What did I think of it?
When I heard that Cleo @ Classical Carousel was going to read Gulliver’s Travels for the latest Classics Spin, I offered to do a buddy-read with her. Gulliver’s Travels is on the list of my top 5 favorite books of all time. The first time I read it was in 8th grade. The English teacher mentioned the work in passing, and I just had to get my hands on a copy. I remember devouring it in two sittings. Although I have read the book five times, it was only during my last re-read that I fully understood the underlying message of Gulliver’s Travels. The last land Gulliver visits is Houyhnhnm-land. The Houyhnhnms (evidently pronounced ‘winums’) are a race of horses who far surpass humans in reason. They live alongside human-like creatures of beastly proportions whom they call Yahoos. Since much of the book is about the dialogues held between Gulliver and the bizarre creatures he meets, I don’t want to go too much into the conversations in Houyhnhnm-land lest I spoil the book for you. I will only say that I fell for Swift’s trap. What makes Jonathan Swift such a brilliant satirist is that he hides what I feel is the ultimate message of the book behind a boatload of overt and scathing criticisms of human nature. Unlike the irony in Voltaire’s Candide which I felt was too simple and obvious, the irony in Gulliver’s Travels is a lot more subtle. Satire is not for everyone and Gulliver’s Travels is no exception. Offensive humor and exaggerated imagery abound. Because this is my kind of humor (I wonder what that says about me 😮 ) I loved it. As I wrote on Goodreads, Swift is often accused of being a misanthrope, but I beg to differ.

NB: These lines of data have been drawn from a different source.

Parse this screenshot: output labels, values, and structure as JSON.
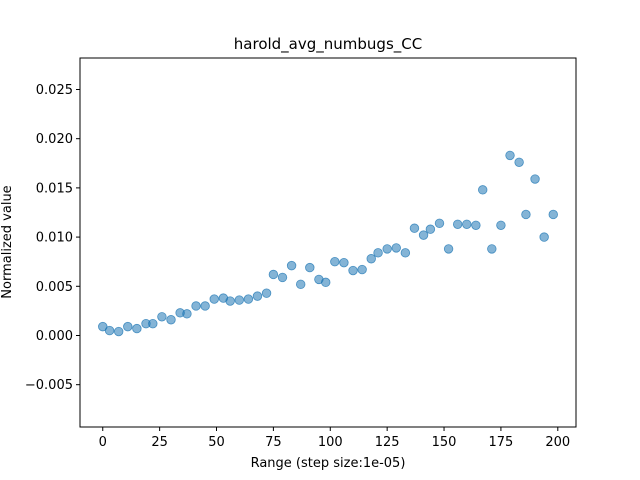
{
  "chart_data": {
    "type": "scatter",
    "title": "harold_avg_numbugs_CC",
    "xlabel": "Range (step size:1e-05)",
    "ylabel": "Normalized value",
    "xlim": [
      -10,
      208
    ],
    "ylim": [
      -0.0093,
      0.0282
    ],
    "xticks": [
      0,
      25,
      50,
      75,
      100,
      125,
      150,
      175,
      200
    ],
    "yticks": [
      -0.005,
      0.0,
      0.005,
      0.01,
      0.015,
      0.02,
      0.025
    ],
    "xtick_labels": [
      "0",
      "25",
      "50",
      "75",
      "100",
      "125",
      "150",
      "175",
      "200"
    ],
    "ytick_labels": [
      "−0.005",
      "0.000",
      "0.005",
      "0.010",
      "0.015",
      "0.020",
      "0.025"
    ],
    "grid": false,
    "marker_color": "#1f77b4",
    "marker_alpha": 0.55,
    "series": [
      {
        "x": [
          0,
          3,
          7,
          11,
          15,
          19,
          22,
          26,
          30,
          34,
          37,
          41,
          45,
          49,
          53,
          56,
          60,
          64,
          68,
          72,
          75,
          79,
          83,
          87,
          91,
          95,
          98,
          102,
          106,
          110,
          114,
          118,
          121,
          125,
          129,
          133,
          137,
          141,
          144,
          148,
          152,
          156,
          160,
          164,
          167,
          171,
          175,
          179,
          183,
          186,
          190,
          194,
          198
        ],
        "y": [
          0.0009,
          0.0005,
          0.0004,
          0.0009,
          0.0007,
          0.0012,
          0.0012,
          0.0019,
          0.0016,
          0.0023,
          0.0022,
          0.003,
          0.003,
          0.0037,
          0.0038,
          0.0035,
          0.0036,
          0.0037,
          0.004,
          0.0043,
          0.0062,
          0.0059,
          0.0071,
          0.0052,
          0.0069,
          0.0057,
          0.0054,
          0.0075,
          0.0074,
          0.0066,
          0.0067,
          0.0078,
          0.0084,
          0.0088,
          0.0089,
          0.0084,
          0.0109,
          0.0102,
          0.0108,
          0.0114,
          0.0088,
          0.0113,
          0.0113,
          0.0112,
          0.0148,
          0.0088,
          0.0112,
          0.0183,
          0.0176,
          0.0123,
          0.0159,
          0.01,
          0.0123
        ]
      }
    ]
  }
}
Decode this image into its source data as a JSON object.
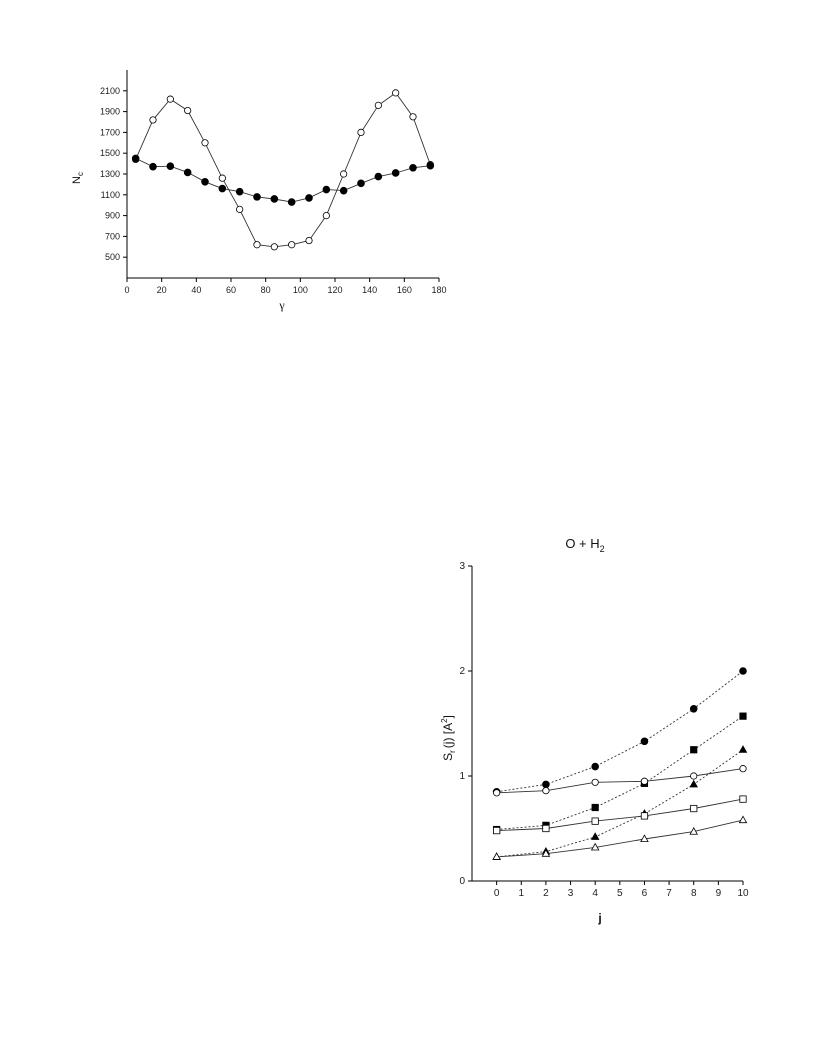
{
  "chart_data": [
    {
      "type": "line",
      "ylabel": "N",
      "ylabel_sub": "c",
      "xlabel": "γ",
      "xlim": [
        0,
        180
      ],
      "ylim": [
        300,
        2300
      ],
      "xticks": [
        "0",
        "20",
        "40",
        "60",
        "80",
        "100",
        "120",
        "140",
        "160",
        "180"
      ],
      "yticks": [
        "500",
        "700",
        "900",
        "1100",
        "1300",
        "1500",
        "1700",
        "1900",
        "2100"
      ],
      "x": [
        5,
        15,
        25,
        35,
        45,
        55,
        65,
        75,
        85,
        95,
        105,
        115,
        125,
        135,
        145,
        155,
        165,
        175
      ],
      "series": [
        {
          "marker": "open-circle",
          "values": [
            1440,
            1820,
            2020,
            1910,
            1600,
            1260,
            960,
            620,
            600,
            620,
            660,
            900,
            1300,
            1700,
            1960,
            2080,
            1850,
            1390
          ]
        },
        {
          "marker": "filled-circle",
          "values": [
            1450,
            1370,
            1375,
            1315,
            1225,
            1160,
            1130,
            1080,
            1060,
            1030,
            1070,
            1150,
            1140,
            1210,
            1275,
            1310,
            1360,
            1380
          ]
        }
      ],
      "grid": false
    },
    {
      "type": "line",
      "title": "O + H",
      "title_sub": "2",
      "ylabel": "S",
      "ylabel_sub": "r",
      "ylabel_rest": "(j) [A",
      "ylabel_sup": "2",
      "ylabel_end": "]",
      "xlabel": "j",
      "xlim": [
        -1,
        10
      ],
      "ylim": [
        0,
        3
      ],
      "xticks": [
        "0",
        "1",
        "2",
        "3",
        "4",
        "5",
        "6",
        "7",
        "8",
        "9",
        "10"
      ],
      "yticks": [
        "0",
        "1",
        "2",
        "3"
      ],
      "x": [
        0,
        2,
        4,
        6,
        8,
        10
      ],
      "series": [
        {
          "marker": "filled-circle",
          "line": "dotted",
          "values": [
            0.85,
            0.92,
            1.09,
            1.33,
            1.64,
            2.0
          ]
        },
        {
          "marker": "filled-square",
          "line": "dotted",
          "values": [
            0.49,
            0.53,
            0.7,
            0.93,
            1.25,
            1.57
          ]
        },
        {
          "marker": "filled-triangle",
          "line": "dotted",
          "values": [
            0.23,
            0.28,
            0.42,
            0.64,
            0.92,
            1.25
          ]
        },
        {
          "marker": "open-circle",
          "line": "solid",
          "values": [
            0.84,
            0.86,
            0.94,
            0.95,
            1.0,
            1.07
          ]
        },
        {
          "marker": "open-square",
          "line": "solid",
          "values": [
            0.48,
            0.5,
            0.57,
            0.62,
            0.69,
            0.78
          ]
        },
        {
          "marker": "open-triangle",
          "line": "solid",
          "values": [
            0.23,
            0.26,
            0.32,
            0.4,
            0.47,
            0.58
          ]
        }
      ],
      "grid": false
    }
  ]
}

[Musings from Brobdingnag (the land of giants)]: “I reflected what a mortification it must prove to me to appear as inconsiderable in this nation as one single Lilliputian [a very tiny person] would be among us. But this I conceived was to be the least of my misfortunes: for as human creatures are observed to be more savage and cruel in proportion to their bulk, what could I expect but to be a morsel in the mouth of the first among these enormous barbarians that should happen to seize me? Undoubtedly philosophers are in the right when they tell us, that nothing is great or little otherwise than by comparison. It might have pleased fortune to let the Lilliputians find some nation, where the people were as diminutive with respect to them, as they were to me. And who knows but that even this prodigious race of mortals might be equally overmatched in some distant part of the world, whereof we have yet no discovery?”